On needles and haysacks: New way to deal with large datasets

Published 3 March 2008

The ability to gather vast amounts of data and create huge datasets has created a problem: Data has outgrown data analysis; for more than eighty years one of the most common methods of statistical prediction has been maximum likelihood estimation (MLE); Brown University researchers offer a better way to deal with the enormous statistical uncertainty created by large datasets

With CCTVs and sensors sprouting everywhere; with search engines plowing through tons of publicly available data; with the National Security Agency (NSA) listening in on tens of millions of phone conversations and reading a similar number of e-mails and text messages — with all that information available, how does one sift through hundreds of billions of bits of information and make accurate inferences from such gargantuan sets of data? Brown University mathematician Charles “Chip” Lawrence and graduate student Luis Carvalho have arrived at a fresh answer with broad applications in science, technology, business — and homeland security and intelligence analysis. In new work published in the Proceedings of the National Academy of Sciences, Lawrence and Carvalho describe a new class of statistical estimators and prove four theorems concerning their properties. Their work shows that these “centroid” estimators allow for better statistical predictions — and, as a result, better ways to extract information from the immense data sets used in computational biology, information technology, banking and finance, medicine, engineering, and intelligence. “What’s exciting about this work — what makes it every scientist’s dream — is that it’s so fundamental,” Lawrence said. “These new estimators have applications in biology and beyond and they advance a statistical method that’s been around for decades.”

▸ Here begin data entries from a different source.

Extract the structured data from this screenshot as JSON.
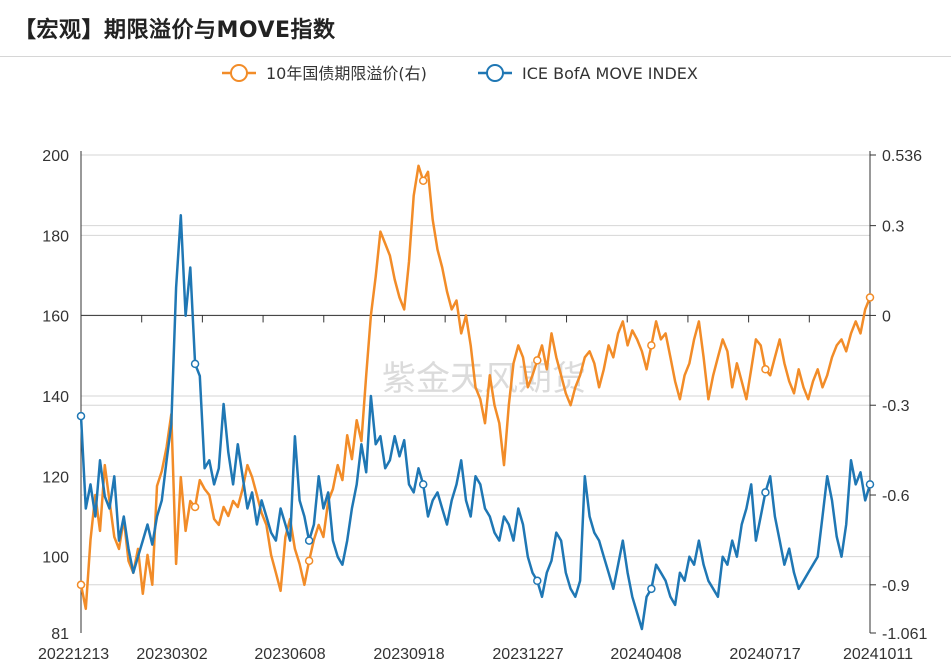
{
  "title": "【宏观】期限溢价与MOVE指数",
  "watermark": "紫金天风期货",
  "chart_data": {
    "type": "line",
    "x_tick_labels": [
      "20221213",
      "20230302",
      "20230608",
      "20230918",
      "20231227",
      "20240408",
      "20240717",
      "20241011"
    ],
    "y_left": {
      "ticks": [
        81,
        100,
        120,
        140,
        160,
        180,
        200
      ],
      "range": [
        81,
        200
      ]
    },
    "y_right": {
      "ticks": [
        -1.061,
        -0.9,
        -0.6,
        -0.3,
        0,
        0.3,
        0.536
      ],
      "range": [
        -1.061,
        0.536
      ]
    },
    "series": [
      {
        "name": "10年国债期限溢价(右)",
        "axis": "right",
        "color": "#F28C28",
        "values": [
          -0.9,
          -0.98,
          -0.75,
          -0.6,
          -0.72,
          -0.5,
          -0.62,
          -0.74,
          -0.78,
          -0.68,
          -0.82,
          -0.86,
          -0.78,
          -0.93,
          -0.8,
          -0.9,
          -0.57,
          -0.52,
          -0.44,
          -0.33,
          -0.83,
          -0.54,
          -0.72,
          -0.62,
          -0.64,
          -0.55,
          -0.58,
          -0.6,
          -0.68,
          -0.7,
          -0.64,
          -0.67,
          -0.62,
          -0.64,
          -0.58,
          -0.5,
          -0.54,
          -0.6,
          -0.66,
          -0.7,
          -0.8,
          -0.86,
          -0.92,
          -0.74,
          -0.68,
          -0.78,
          -0.83,
          -0.9,
          -0.82,
          -0.75,
          -0.7,
          -0.74,
          -0.62,
          -0.58,
          -0.5,
          -0.55,
          -0.4,
          -0.48,
          -0.35,
          -0.42,
          -0.2,
          0.0,
          0.13,
          0.28,
          0.24,
          0.2,
          0.12,
          0.06,
          0.02,
          0.18,
          0.4,
          0.5,
          0.45,
          0.48,
          0.32,
          0.22,
          0.16,
          0.08,
          0.02,
          0.05,
          -0.06,
          0.0,
          -0.1,
          -0.24,
          -0.28,
          -0.36,
          -0.2,
          -0.3,
          -0.36,
          -0.5,
          -0.3,
          -0.16,
          -0.1,
          -0.14,
          -0.24,
          -0.2,
          -0.15,
          -0.1,
          -0.18,
          -0.06,
          -0.14,
          -0.2,
          -0.26,
          -0.3,
          -0.24,
          -0.2,
          -0.14,
          -0.12,
          -0.16,
          -0.24,
          -0.18,
          -0.1,
          -0.14,
          -0.06,
          -0.02,
          -0.1,
          -0.05,
          -0.08,
          -0.12,
          -0.18,
          -0.1,
          -0.02,
          -0.08,
          -0.06,
          -0.14,
          -0.22,
          -0.28,
          -0.2,
          -0.16,
          -0.08,
          -0.02,
          -0.14,
          -0.28,
          -0.2,
          -0.14,
          -0.08,
          -0.12,
          -0.24,
          -0.16,
          -0.22,
          -0.28,
          -0.18,
          -0.08,
          -0.1,
          -0.18,
          -0.2,
          -0.14,
          -0.08,
          -0.16,
          -0.22,
          -0.26,
          -0.18,
          -0.24,
          -0.28,
          -0.22,
          -0.18,
          -0.24,
          -0.2,
          -0.14,
          -0.1,
          -0.08,
          -0.12,
          -0.06,
          -0.02,
          -0.06,
          0.02,
          0.06
        ]
      },
      {
        "name": "ICE BofA MOVE INDEX",
        "axis": "left",
        "color": "#1F77B4",
        "values": [
          135,
          112,
          118,
          110,
          124,
          115,
          112,
          120,
          104,
          110,
          102,
          96,
          100,
          104,
          108,
          103,
          110,
          114,
          124,
          133,
          167,
          185,
          160,
          172,
          148,
          145,
          122,
          124,
          118,
          122,
          138,
          126,
          118,
          128,
          120,
          112,
          116,
          108,
          114,
          110,
          106,
          104,
          112,
          108,
          104,
          130,
          114,
          110,
          104,
          108,
          120,
          112,
          116,
          104,
          100,
          98,
          104,
          112,
          118,
          128,
          121,
          140,
          128,
          130,
          122,
          124,
          130,
          125,
          129,
          118,
          116,
          122,
          118,
          110,
          114,
          116,
          112,
          108,
          114,
          118,
          124,
          114,
          110,
          120,
          118,
          112,
          110,
          106,
          104,
          110,
          108,
          104,
          112,
          108,
          100,
          96,
          94,
          90,
          96,
          99,
          106,
          104,
          96,
          92,
          90,
          94,
          120,
          110,
          106,
          104,
          100,
          96,
          92,
          98,
          104,
          96,
          90,
          86,
          82,
          90,
          92,
          98,
          96,
          94,
          90,
          88,
          96,
          94,
          100,
          98,
          104,
          98,
          94,
          92,
          90,
          100,
          98,
          104,
          100,
          108,
          112,
          118,
          104,
          110,
          116,
          120,
          110,
          104,
          98,
          102,
          96,
          92,
          94,
          96,
          98,
          100,
          110,
          120,
          114,
          105,
          100,
          108,
          124,
          118,
          121,
          114,
          118
        ]
      }
    ],
    "legend": {
      "placement": "top-center"
    },
    "grid": true
  }
}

For more than eighty years one of the most common methods of statistical prediction has been maximum likelihood estimation (MLE). This method is used to find the single most probable solution, or estimate, from a set of data. New technologies, however, those which capture enormous amounts of data — human genome sequencing, Internet transaction tracking, instruments that beam high-resolution images from outer space — have opened opportunities to predict discrete “high dimensional” or “high-D” unknowns. The huge number of combinations of these high-D unknowns produces enormous statistical uncertainty. Data has outgrown data analysis. This discrepancy creates a paradox. Instead of producing more precise predictions about gene activity, shopping habits, or the presence of faraway stars, these large data sets are producing more unreliable predictions, given current procedures. This is because maximum likelihood estimators use data to identify the single most probable solution, but because any one data point swims in an increasingly immense sea, it is not likely to be representative.

Lawrence, a professor of applied mathematics and a faculty member in the Center for Computational Molecular Biology at Brown, first came upon this paradox and a potential way around it while working on predicting the structure of RNA molecules. If you want to predict the structure of these molecules — how the molecule will look when it folds onto itself — you would have billions and billions of possible shapes to choose from. “Using maximum likelihood estimation, the most likely outcome would be very, very, very unlikely,” Lawrence said, “so we knew we needed a better estimation method.” Lawrence and Carvahlo used statistical decision theory to understand the limitations of the old procedure when faced with new high-D problems. They also used statistical decision-making theory to find an estimation procedure that applies to a broad range of statistical problems. These centroid estimators identify not the single most probable solution, but the solution that is most representative of all the data in a set. Lawrence and Carvahlo went on to prove four theorems that illustrate the favorable properties of these estimators and show that they can be easily computed in many important applications. “This new procedure should benefit any field that needs to reliably make predictions of large-scale, high-D unknowns,” Lawrence said.

The U.S. Department of Energy (DOE) and the National Institutes of Health (NIH) funded the work.